Table 5 shows the values of the electron transition shifts in the conduction band. When Mn is added to the NFs, it is observed that the main peak shows a smaller peak width (0.25 eV) and a smaller number of holes. It is also seen that the number of peaks for the A-NFs is like the theoretical one. The Cu 3d transitions for the study materials with respect to O 2p, mainly, are exposed. In Figure 8c and d a shift from 1.33 to 3.69 eV (transition Cu 2p → Cu 3d, see DOS in Table 5) in the doping with respect to pure is shown. For the case of Cu 2p with the O 2p of materials A and C there was a shift between these peaks due to doping [74, 75, 76, 77, 78, 79, 80, 81, 82].

Figure 9 shows the joint density of states calculated for the interband transitions. In the A-NFs (panel a), three states corresponding to those calculated by CASTEP (panel c) were observed, which coincide with those presented by the authors [41, 46, 67, 73], furthermore, the O 2p shift coincides with that of Meyer et al. [63]. In the case of the doped material, the Cu 3d transition increased the energy (see panel b) and decreased the number of holes (see Figure 9d).

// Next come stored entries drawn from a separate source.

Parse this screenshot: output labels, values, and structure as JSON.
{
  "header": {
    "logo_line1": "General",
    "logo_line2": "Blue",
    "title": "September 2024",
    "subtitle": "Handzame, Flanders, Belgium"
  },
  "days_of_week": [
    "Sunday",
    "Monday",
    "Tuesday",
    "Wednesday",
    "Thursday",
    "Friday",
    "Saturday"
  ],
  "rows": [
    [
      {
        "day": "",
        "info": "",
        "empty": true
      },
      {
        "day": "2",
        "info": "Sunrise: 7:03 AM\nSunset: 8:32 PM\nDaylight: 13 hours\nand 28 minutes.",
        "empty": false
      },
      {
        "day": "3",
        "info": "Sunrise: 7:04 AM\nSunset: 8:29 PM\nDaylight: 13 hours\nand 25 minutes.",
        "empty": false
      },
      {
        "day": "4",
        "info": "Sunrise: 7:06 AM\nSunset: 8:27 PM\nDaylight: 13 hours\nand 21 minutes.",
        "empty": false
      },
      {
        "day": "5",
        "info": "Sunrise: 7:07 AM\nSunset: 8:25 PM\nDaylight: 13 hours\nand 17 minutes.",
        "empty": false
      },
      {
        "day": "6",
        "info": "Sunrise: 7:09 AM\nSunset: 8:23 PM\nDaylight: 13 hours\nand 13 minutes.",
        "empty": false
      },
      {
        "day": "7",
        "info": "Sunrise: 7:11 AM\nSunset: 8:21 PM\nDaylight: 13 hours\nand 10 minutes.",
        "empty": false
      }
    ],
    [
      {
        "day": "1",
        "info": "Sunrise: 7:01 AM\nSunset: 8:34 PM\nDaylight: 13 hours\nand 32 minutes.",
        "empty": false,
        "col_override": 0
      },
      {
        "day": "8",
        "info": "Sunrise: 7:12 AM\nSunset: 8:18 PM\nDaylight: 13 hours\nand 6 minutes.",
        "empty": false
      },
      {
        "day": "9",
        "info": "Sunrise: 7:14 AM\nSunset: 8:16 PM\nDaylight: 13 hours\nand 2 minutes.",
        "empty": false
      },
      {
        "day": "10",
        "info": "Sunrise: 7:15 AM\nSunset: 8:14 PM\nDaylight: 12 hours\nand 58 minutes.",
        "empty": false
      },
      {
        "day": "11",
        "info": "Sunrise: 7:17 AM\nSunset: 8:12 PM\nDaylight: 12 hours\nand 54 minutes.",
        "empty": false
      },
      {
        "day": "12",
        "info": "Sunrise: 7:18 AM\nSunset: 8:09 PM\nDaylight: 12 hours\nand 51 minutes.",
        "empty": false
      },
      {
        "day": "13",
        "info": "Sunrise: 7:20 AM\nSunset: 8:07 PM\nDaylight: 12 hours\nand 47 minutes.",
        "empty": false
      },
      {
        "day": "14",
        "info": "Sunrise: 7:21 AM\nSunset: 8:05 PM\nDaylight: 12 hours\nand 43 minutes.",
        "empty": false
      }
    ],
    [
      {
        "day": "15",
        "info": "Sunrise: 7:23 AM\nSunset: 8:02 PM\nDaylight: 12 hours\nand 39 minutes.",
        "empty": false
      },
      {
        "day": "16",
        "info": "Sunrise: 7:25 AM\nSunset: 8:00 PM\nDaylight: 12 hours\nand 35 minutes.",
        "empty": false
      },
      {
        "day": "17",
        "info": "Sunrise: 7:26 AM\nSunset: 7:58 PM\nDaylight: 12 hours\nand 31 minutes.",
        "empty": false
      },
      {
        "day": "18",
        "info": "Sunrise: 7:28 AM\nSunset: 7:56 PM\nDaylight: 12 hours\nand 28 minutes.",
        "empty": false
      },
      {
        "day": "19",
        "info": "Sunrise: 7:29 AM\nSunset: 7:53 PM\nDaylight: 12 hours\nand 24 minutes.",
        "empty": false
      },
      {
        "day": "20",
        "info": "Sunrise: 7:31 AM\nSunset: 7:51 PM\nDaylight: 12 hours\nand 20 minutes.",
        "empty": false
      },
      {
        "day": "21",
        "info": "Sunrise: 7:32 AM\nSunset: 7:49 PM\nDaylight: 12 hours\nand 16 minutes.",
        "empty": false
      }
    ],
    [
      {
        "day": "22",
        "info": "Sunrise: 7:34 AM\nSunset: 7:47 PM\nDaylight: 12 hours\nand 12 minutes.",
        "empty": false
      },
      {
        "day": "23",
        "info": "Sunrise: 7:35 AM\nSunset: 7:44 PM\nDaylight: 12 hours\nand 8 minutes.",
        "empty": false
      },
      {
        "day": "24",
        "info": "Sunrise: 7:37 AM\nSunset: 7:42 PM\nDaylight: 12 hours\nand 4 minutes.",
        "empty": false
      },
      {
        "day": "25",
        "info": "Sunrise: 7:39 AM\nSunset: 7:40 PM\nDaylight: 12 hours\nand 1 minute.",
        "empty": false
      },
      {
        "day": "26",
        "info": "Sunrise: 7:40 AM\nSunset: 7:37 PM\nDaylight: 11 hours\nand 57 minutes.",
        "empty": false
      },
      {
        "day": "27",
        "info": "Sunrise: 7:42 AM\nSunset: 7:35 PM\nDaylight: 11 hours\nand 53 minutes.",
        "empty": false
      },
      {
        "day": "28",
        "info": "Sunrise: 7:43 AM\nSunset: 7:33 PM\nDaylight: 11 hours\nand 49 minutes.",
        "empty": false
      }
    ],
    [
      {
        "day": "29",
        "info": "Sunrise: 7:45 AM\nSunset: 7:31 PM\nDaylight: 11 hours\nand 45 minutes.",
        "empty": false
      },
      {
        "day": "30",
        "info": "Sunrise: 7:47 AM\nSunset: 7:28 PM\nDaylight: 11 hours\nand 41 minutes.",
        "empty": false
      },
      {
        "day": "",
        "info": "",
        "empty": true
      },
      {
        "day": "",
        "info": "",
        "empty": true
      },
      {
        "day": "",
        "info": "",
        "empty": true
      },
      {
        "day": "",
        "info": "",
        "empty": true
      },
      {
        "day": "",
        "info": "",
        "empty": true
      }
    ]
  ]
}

Panel c shows the holes obtained, similar to those reported by the author cited above [63]. On the other hand, the DOS model of CuO is calculated by Meyer et al. [63]. Absike, et al., [46], by calculating the TDOS and PDOS show agreement with the results (see panels c and d) [46]. Panel d shows the agreement with the one calculated by CASTEP through the GGA-PBE (Generalized Gradient Approximation - Perdew Burke Ernzerhof) functional and the one reported by Meyer and collaborators, [69].

3.6.3 Bandgap determination

Figure 10 compares the normalized ELF (Energy Loss Function) (black dotted line) calculated using the KKA (Kramers-Kronig Analysis) logarithm in the 0–10 eV range with the VEELS spectra using the difference method (red line). This method allows us to calculate the onset energy associated with the (optical) bandgap in the ELF. The Eg energy was determined using the method of Rafferty and Brown [38] as the intercept of a polynomial fit A+E−Egn (A is the background level), the plots suggest an indirect Eg of 2.03 and 2.85 eV, respectively. The Eg reported by Meyer et al. is 1.0 eV [69], which we attribute to working with bulk material. The calculated bandgap and that obtained in our materials suggest that the bandgap values may be associated with electronic resonance problems at the Cu 3d and Cu 2p levels due to its nanometer character, which generates changes in the orbitals, for this reason, the curve was not entirely possible to smooth it [26, 28].